Many machine learning models, such as Facebook Prophet model and stacked long short-term memory, and the random forest regressor model from confirmed, death, and recovered cases, have been found to have achieved the lowest root-mean-square error value. In contrast, the Facebook Prophet model and stacked long short-term memory had the highest R Square value for the cases of ten countries. It has been shown that the bulk of these calculations (for confirmed, death, and recovered cases) were done using random forest regressor and stacked long short-term memory. Moreover, time series models, machine learning models, and deep learning models were also applied to predict confirmed, death, and recovered cases for ten different countries for random 5 days on separate datasets. All results are given in Tables 4, 5, and 6, respectively.

Table 4 Prediction of confirmed cases
Table 5 Prediction of death cases
Table 6 Prediction of recovered cases

The time forecasting prediction will help the COVID warriors estimate their country’s COVID affected rate. They will provide vaccinations to the respective government agencies and protect the people from this dreadful disease. Necessary steps will also be taken to ensure the mitigation of financial, mental, and physical loss done to this devastating pandemic. Based on these future assumptions, the countries mentioned above will continuously improve to defeat this unseen enemy. In addition to this, the results are also compared in Table 7 with the existing techniques on the basis of their mean R2 score for multiple dataset of confirmed COVID cases.
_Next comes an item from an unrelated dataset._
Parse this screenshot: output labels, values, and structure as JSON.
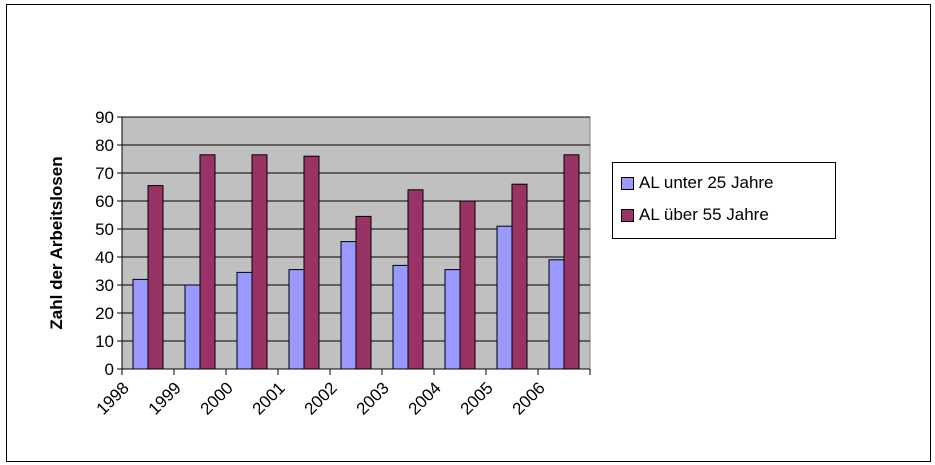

Table 7 Comparison with the existing techniques

Conclusion and Future Scope

In this work, the active, recovered, closed, and death cases from March 2020 to May 2021 of ten different countries, which includes India, the United States of America, Russia, Argentina, Brazil, Colombia, Italy, Turkey, Germany, and France, were pre-processed and later graphically depicted to examine the pattern and find missing values. Further, the data have been scaled using a MinMax scaler to extract and normalize the features to acquire an accurate prediction rate. Various machine learning, time series, and deep learning models, such as Random Forest Regressor, Decision Tree Regressor, K Nearest Regressor, Lasso Regressor, Linear Regressor, Bayesian Regressor, Theilsen Regressor, Kernel Ridge Regressor, RANSAC Regressor, XG Boost, Elastic Net Regressor, Facebook Prophet Model, Holt Model, and Stacked Long Short-Term Memory, and Stacked Gated Recurrent Memory, had been applied to forecast the confirmed, death, and recovered COVID-19 cases. At last, all the models were evaluated and tested using root-mean-error square and R square values to predict COVID-19 cases for the aforementioned ten different countries, and during implementation, it was discovered that the random forest regressor and stacked long short-term memory produced the majority of the best values for all the three cases, i.e., confirmed, death, and recovered.

The research is entirely based on statistical data and methodology; hence, the results generated will help these countries to take all essential safeguards before becoming enslaved by the terrible COVID-19 sickness. Furthermore, an assessment of the complete economic failure in many sectors during the decrease of COVID-19 should be planned to assist countries in reviving their loss.